Two former Baltimore officers get federal sentences reduced

BALTIMORE — Two former Baltimore police officers serving hundreds of years in prison for detaining and robbing drug dealers in the early 2000s had their sentences reduced to 20 years each by a federal judge.

U.S. District Judge Theodore D. Chuang granted reductions for William King and Antonio Murray on Monday, The Baltimore Sun reported.

Attorneys for the men argued earlier this year that they would have received far shorter sentences today under reforms that were passed by Congress since the officers were convicted in 2006.

“Mr. King is grateful to the Court for recognizing that a reduction of his earlier sentence of 315 years was warranted,” his attorney Steve Levin told the newspaper. “While 20 years is still a significant term of imprisonment, it provides Mr. King with some hope of once again becoming a productive member of society.”

The U.S. attorney’s office believed King’s sentence should have been reduced from 315 years to 65 and Murray’s should have been reduced from 139 years to 30.

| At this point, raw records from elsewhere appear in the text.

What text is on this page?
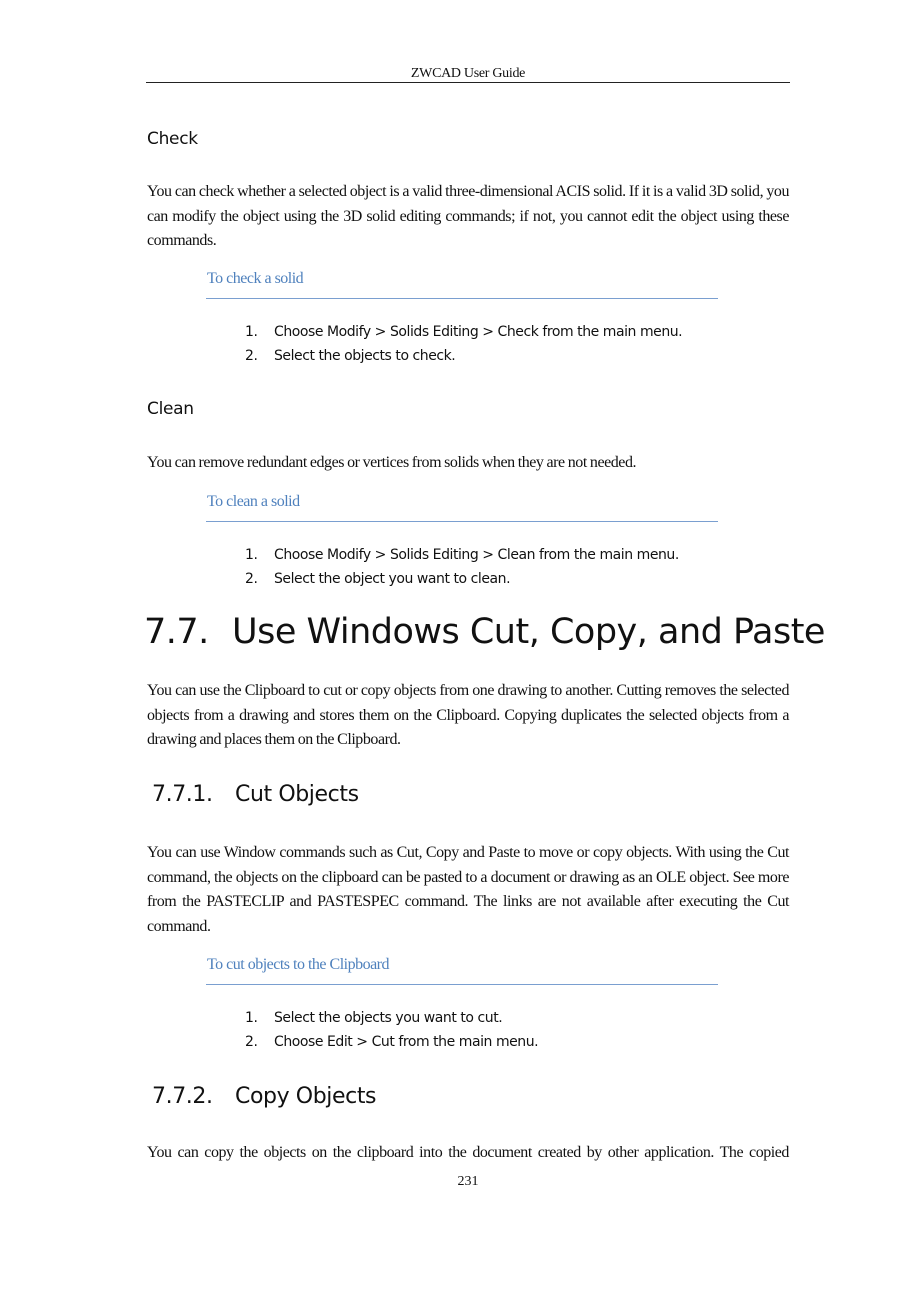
ZWCAD User Guide
Check
You can check whether a selected object is a valid three-dimensional ACIS solid. If it is a valid 3D solid, you can modify the object using the 3D solid editing commands; if not, you cannot edit the object using these commands.
To check a solid
1. Choose Modify > Solids Editing > Check from the main menu.
2. Select the objects to check.
Clean
You can remove redundant edges or vertices from solids when they are not needed.
To clean a solid
1. Choose Modify > Solids Editing > Clean from the main menu.
2. Select the object you want to clean.
7.7. Use Windows Cut, Copy, and Paste
You can use the Clipboard to cut or copy objects from one drawing to another. Cutting removes the selected objects from a drawing and stores them on the Clipboard. Copying duplicates the selected objects from a drawing and places them on the Clipboard.
7.7.1. Cut Objects
You can use Window commands such as Cut, Copy and Paste to move or copy objects. With using the Cut command, the objects on the clipboard can be pasted to a document or drawing as an OLE object. See more from the PASTECLIP and PASTESPEC command. The links are not available after executing the Cut command.
To cut objects to the Clipboard
1. Select the objects you want to cut.
2. Choose Edit > Cut from the main menu.
7.7.2. Copy Objects
You can copy the objects on the clipboard into the document created by other application. The copied
231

Chuang said 20-year sentences for both “roughly corresponds with the type of sentences presently imposed in comparable police corruption cases in this District.”

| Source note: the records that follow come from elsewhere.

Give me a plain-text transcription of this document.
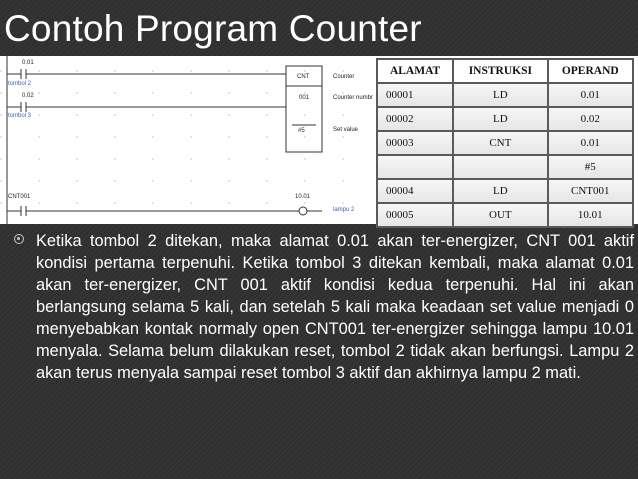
Contoh Program Counter
0.01
tombol 2
0.02
tombol 3
CNT
001
#5
Counter
Counter numbr
Set value
CNT001	10.01
lampu 2
ALAMAT	INSTRUKSI	OPERAND
00001	LD	0.01
00002	LD	0.02
00003	CNT	0.01
		#5
00004	LD	CNT001
00005	OUT	10.01
Ketika tombol 2 ditekan, maka alamat 0.01 akan ter-energizer, CNT 001 aktif kondisi pertama terpenuhi. Ketika tombol 3 ditekan kembali, maka alamat 0.01 akan ter-energizer, CNT 001 aktif kondisi kedua terpenuhi. Hal ini akan berlangsung selama 5 kali, dan setelah 5 kali maka keadaan set value menjadi 0 menyebabkan kontak normaly open CNT001 ter-energizer sehingga lampu 10.01 menyala. Selama belum dilakukan reset, tombol 2 tidak akan berfungsi. Lampu 2 akan terus menyala sampai reset tombol 3 aktif dan akhirnya lampu 2 mati.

In the more recent case of Baltimore’s Gun Trace Task Force — which robbed drug dealers, planted drugs and guns on innocent people and assaulted seemingly random civilians — the longest sentence of any officer was 25 years.

King and Murray were convicted of robbery, extortion, and drug and handgun offenses. Their sentences were much higher because the court was required to consecutively run various gun-related convictions.

The federal system has no parole, but attorneys said the former officers could be released to halfway houses soon after their sentence reductions, according to The Sun.